The nose, too, is somewhat longer than it is wide; the eyes
are moderately large and walnut- shaped, oval on top, round
on the bottom, and set on a slight angle.
The curl's
ears, moderately large and set as much on the top as on the
side of the head, should exhibit no less than a 90-degree
arc of curl and no more than a 180-degree arc. The ear cartilage
is firm from the base of the ear to a distance of at least
1/3 of the ear's height. Wide and open at the base, the ears
should curve back in a smooth arc. The ear tips are rounded
and flexible.
Curls
are available with semilong or short hair. Longhair curls
have fine, silky, flat-lying coats with minimal undercoats.
The coat on a shorthair curl is also fine, silky and flat-lying.
Personality
Profile
American
curl fanciers report that curls are "very people oriented"
and that they "delight in bumping heads with their owners
or new human acquaintances." In addition, curls are intelligent,
even- tempered, adaptable cats that adjust diligently to "almost
any situation" and to other animals as well.
Traits
In its
February 10, 1990, edition Science News reported, "In
analyzing data on 81 [American curl] litters (383 kittens),
Roy Robinson of the St. Stephens Road Nursery in London, England,
has confirmed that the ear-curling gene is autosomal dominant.
That means any cat with even one copy of the gene will show
the trait."
Autosomal
indicates that the gene causing a cat's ears to curl is carried
on a nonsex chromosome. A sex chromosome, since you asked,
is one that is inherited differently in males and females
and "is the seat of factors governing the inheritance
of various sex- linked and sex-limited characters." Dominant
also means that if a cat with one copy of the curl gene (i.e.,
a cat that is said to be heterozygous for the curl trait)

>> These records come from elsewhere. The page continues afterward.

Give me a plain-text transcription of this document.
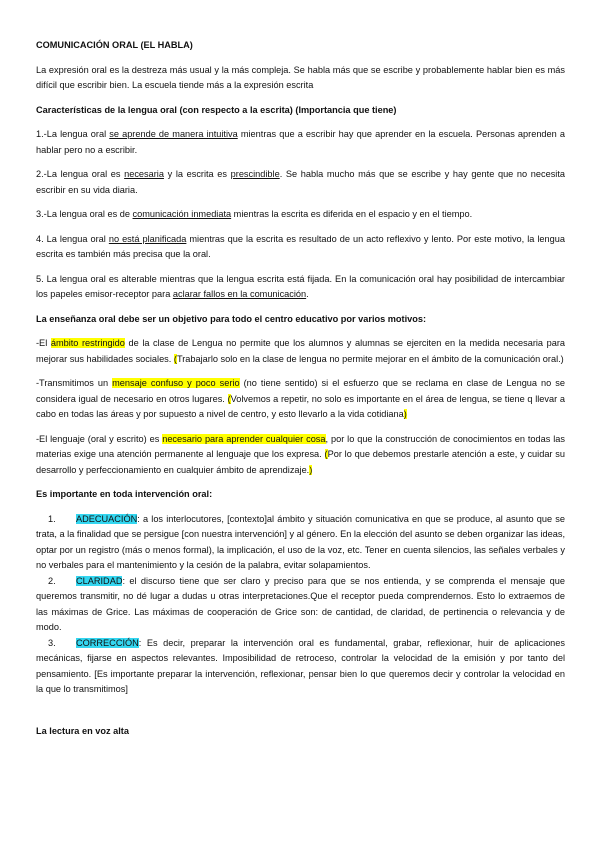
COMUNICACIÓN ORAL (EL HABLA)

La expresión oral es la destreza más usual y la más compleja. Se habla más que se escribe y probablemente hablar bien es más difícil que escribir bien. La escuela tiende más a la expresión escrita

Características de la lengua oral (con respecto a la escrita) (Importancia que tiene)

1.-La lengua oral se aprende de manera intuitiva mientras que a escribir hay que aprender en la escuela. Personas aprenden a hablar pero no a escribir.

2.-La lengua oral es necesaria y la escrita es prescindible. Se habla mucho más que se escribe y hay gente que no necesita escribir en su vida diaria.

3.-La lengua oral es de comunicación inmediata mientras la escrita es diferida en el espacio y en el tiempo.

4. La lengua oral no está planificada mientras que la escrita es resultado de un acto reflexivo y lento. Por este motivo, la lengua escrita es también más precisa que la oral.

5. La lengua oral es alterable mientras que la lengua escrita está fijada. En la comunicación oral hay posibilidad de intercambiar los papeles emisor-receptor para aclarar fallos en la comunicación.

La enseñanza oral debe ser un objetivo para todo el centro educativo por varios motivos:

-El ámbito restringido de la clase de Lengua no permite que los alumnos y alumnas se ejerciten en la medida necesaria para mejorar sus habilidades sociales. (Trabajarlo solo en la clase de lengua no permite mejorar en el ámbito de la comunicación oral.)

-Transmitimos un mensaje confuso y poco serio (no tiene sentido) si el esfuerzo que se reclama en clase de Lengua no se considera igual de necesario en otros lugares. (Volvemos a repetir, no solo es importante en el área de lengua, se tiene q llevar a cabo en todas las áreas y por supuesto a nivel de centro, y esto llevarlo a la vida cotidiana)

-El lenguaje (oral y escrito) es necesario para aprender cualquier cosa, por lo que la construcción de conocimientos en todas las materias exige una atención permanente al lenguaje que los expresa. (Por lo que debemos prestarle atención a este, y cuidar su desarrollo y perfeccionamiento en cualquier ámbito de aprendizaje.)

Es importante en toda intervención oral:

1. ADECUACIÓN: a los interlocutores, [contexto]al ámbito y situación comunicativa en que se produce, al asunto que se trata, a la finalidad que se persigue [con nuestra intervención] y al género. En la elección del asunto se deben organizar las ideas, optar por un registro (más o menos formal), la implicación, el uso de la voz, etc. Tener en cuenta silencios, las señales verbales y no verbales para el mantenimiento y la cesión de la palabra, evitar solapamientos.

2. CLARIDAD: el discurso tiene que ser claro y preciso para que se nos entienda, y se comprenda el mensaje que queremos transmitir, no dé lugar a dudas u otras interpretaciones.Que el receptor pueda comprendernos. Esto lo extraemos de las máximas de Grice. Las máximas de cooperación de Grice son: de cantidad, de claridad, de pertinencia o relevancia y de modo.

3. CORRECCIÓN: Es decir, preparar la intervención oral es fundamental, grabar, reflexionar, huir de aplicaciones mecánicas, fijarse en aspectos relevantes. Imposibilidad de retroceso, controlar la velocidad de la emisión y por tanto del pensamiento. [Es importante preparar la intervención, reflexionar, pensar bien lo que queremos decir y controlar la velocidad en la que lo transmitimos]

La lectura en voz alta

is bred to a straight-ear cat, half the kittens, on average,
will have curled ears. If two heterozygous curls are bred
together, three-quarters of the kittens, again on average,
will have curled ears; and one of those three kittens will
be homozygous for curled ears (i.e., will possess two copies
for the curl gene). Homozygous curls, in addition to being
free of the skeletal deformities that bedevil homozygous Scottish
folds and the myriad of problems that afflict homozygous Manx,
will produce nothing but curled-ear kittens no matter what
the arrangement of the ears on the cats to whom they are bred.
When curls
are born, their ears are straight. Within two to 10 days the
ears of kittens that are going to curl begin to show that
inclination. As a kitten is maturing, its ears will gradually
curl and uncurl in varying degrees and are not permanently
set until the kitten is roughly 4 months of age.